Each akiya will have their own clauses and restrictions. For example, some may require you to live in the house for 15 years or more in order to own the home. If you are a foreigner thinking of purchasing one, this may not be possible due to visa restrictions.
Others require you to rent the property for 20 years or more before the home and land can be transferred into your name. (1) Keep in mind, after all, their goal isn’t to sell homes, their goal is to save these towns from extinction.
In order to purchase an akiya, you may need to:
- Be 43-years-old or younger
- Be a younger, married couple
- Have children under middle or junior high age
If the akiya comes with farmland, there are even more restrictions, mostly that you are basically required to become a farmer.

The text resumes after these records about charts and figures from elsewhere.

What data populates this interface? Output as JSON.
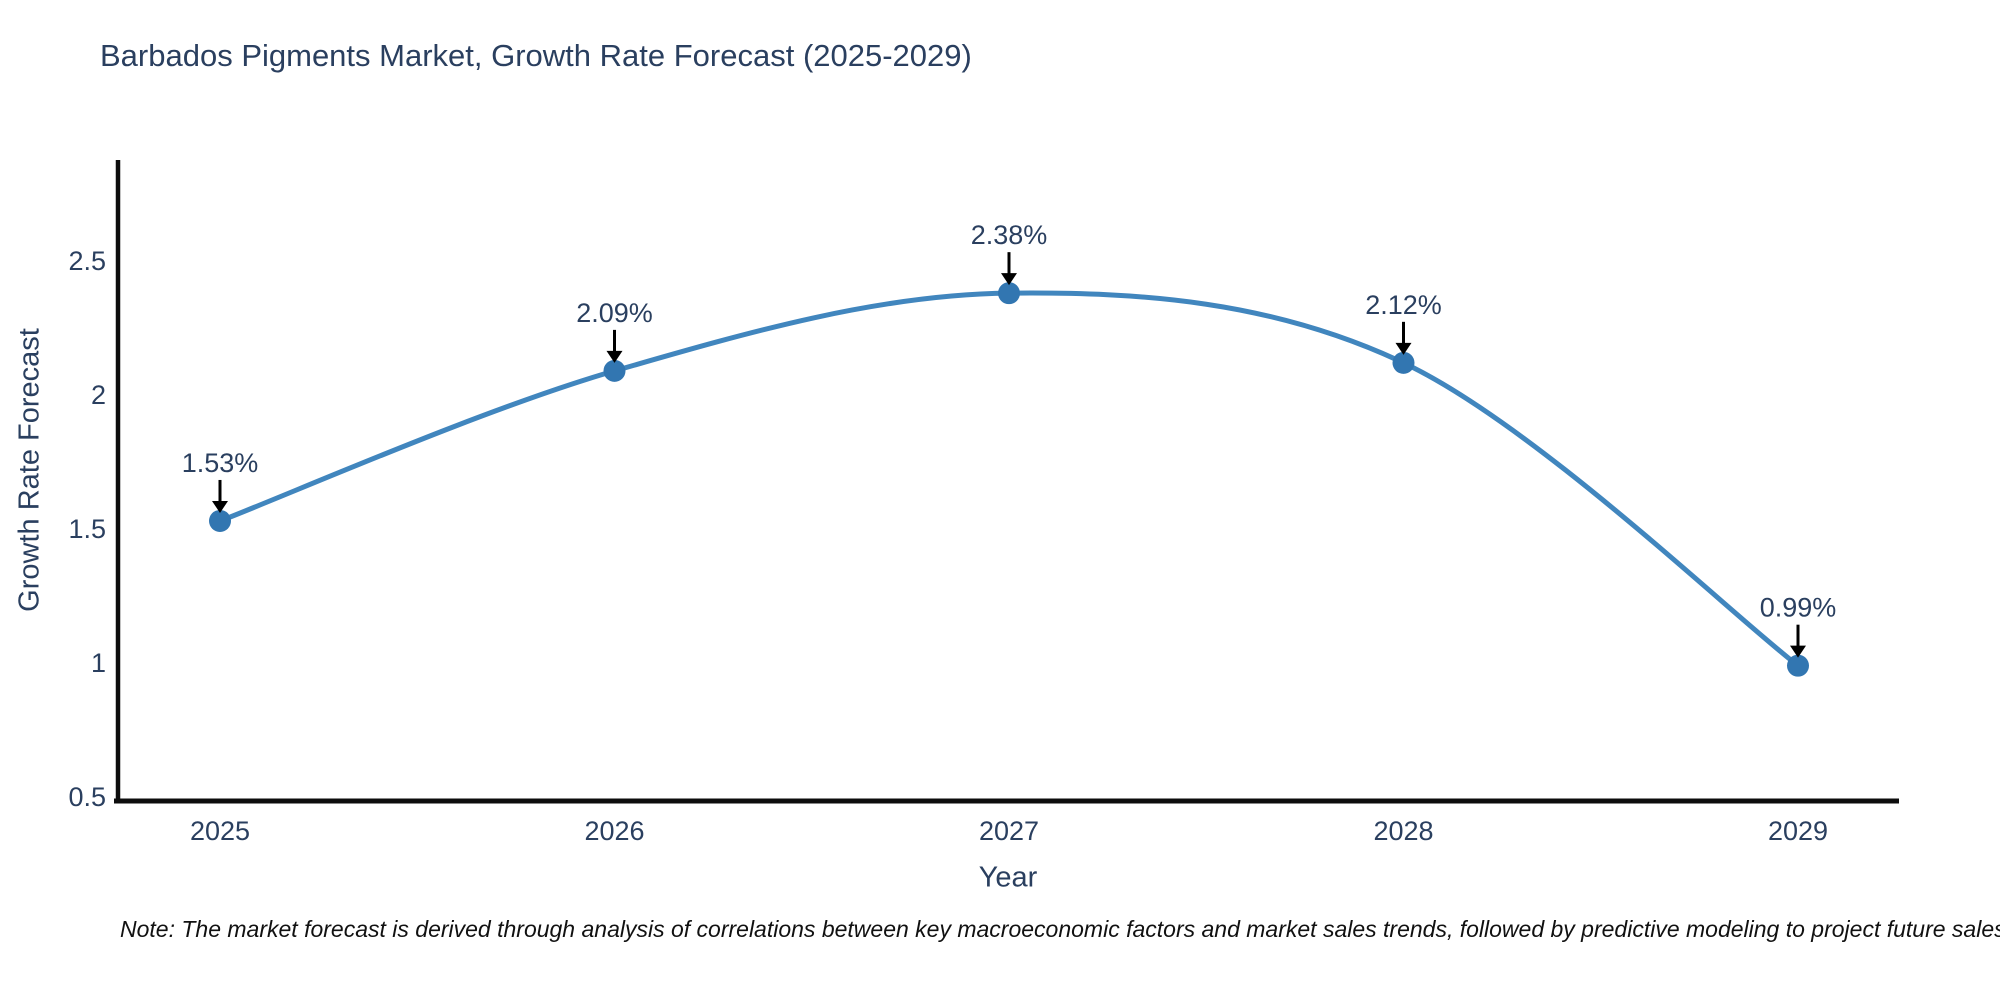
{
  "note": "Note: The market forecast is derived through analysis of correlations between key macroeconomic factors and market sales trends, followed by predictive modeling to project future sales",
  "chart_data": {
    "type": "line",
    "title": "Barbados Pigments Market, Growth Rate Forecast (2025-2029)",
    "xlabel": "Year",
    "ylabel": "Growth Rate Forecast",
    "categories": [
      "2025",
      "2026",
      "2027",
      "2028",
      "2029"
    ],
    "series": [
      {
        "name": "Growth Rate Forecast",
        "values": [
          1.53,
          2.09,
          2.38,
          2.12,
          0.99
        ],
        "point_labels": [
          "1.53%",
          "2.09%",
          "2.38%",
          "2.12%",
          "0.99%"
        ]
      }
    ],
    "y_ticks": [
      0.5,
      1,
      1.5,
      2,
      2.5
    ],
    "ylim": [
      0.5,
      2.9
    ],
    "grid": false,
    "legend_position": "none",
    "line_shape": "spline",
    "colors": {
      "line": "#4186be",
      "marker": "#3276b1",
      "axis": "#0d0d0d",
      "annotation_text": "#2a3f5f",
      "annotation_arrow": "#000000",
      "title": "#2a3f5f"
    }
  }
}
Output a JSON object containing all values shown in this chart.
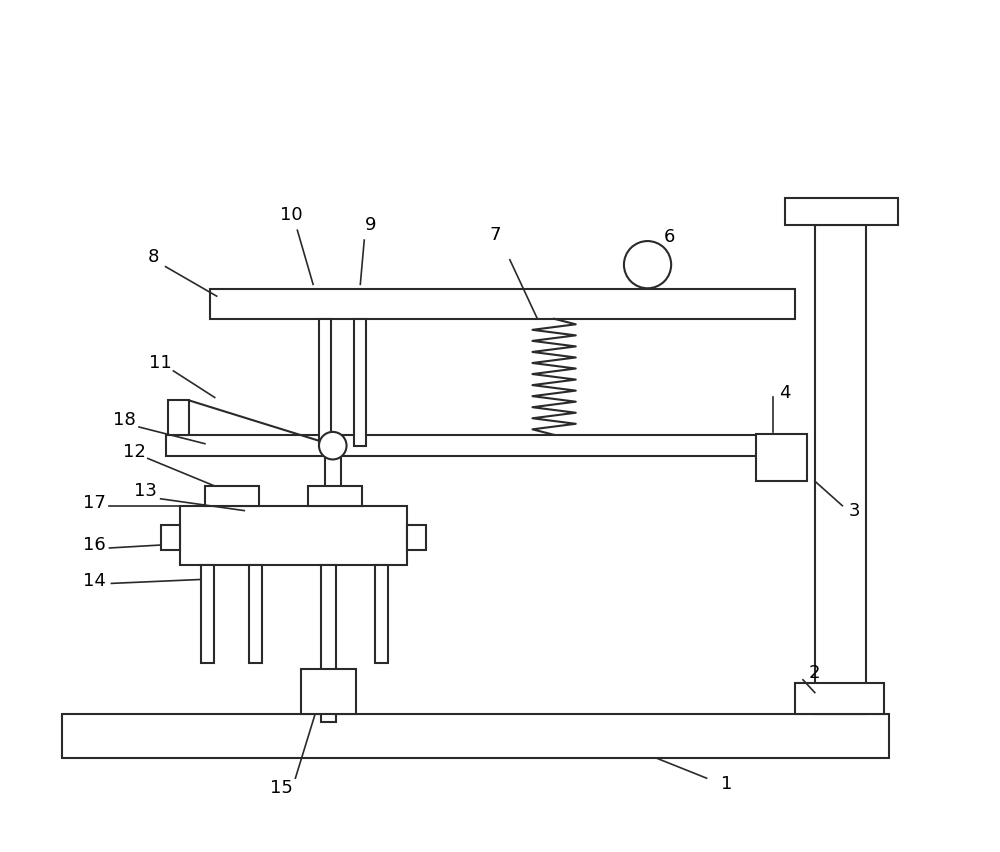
{
  "bg_color": "#ffffff",
  "line_color": "#2a2a2a",
  "lw": 1.5,
  "fig_width": 10.0,
  "fig_height": 8.52,
  "fs": 13
}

Those who do move to akiya towns are expected to help improve the economy of the town, perhaps by opening a business such as a cafe. Either way, to say that these homes are “free” is more of a way to catch people’s interest.
Not Just a Japanese Problem
Japan has been traditionally an anti-immigration country. Combine that with a lower birth rate and an aging population, and you have a recipe for a rapidly declining population.
This is not just happening in Japan: The population in most countries around the world is also declining. More elderly people without the workforce to support them can cause numerous problems for a country.
So far the akiya incentive program has helped bolster some of these town’s populations, but how much will it help and how long will that last? Time will tell.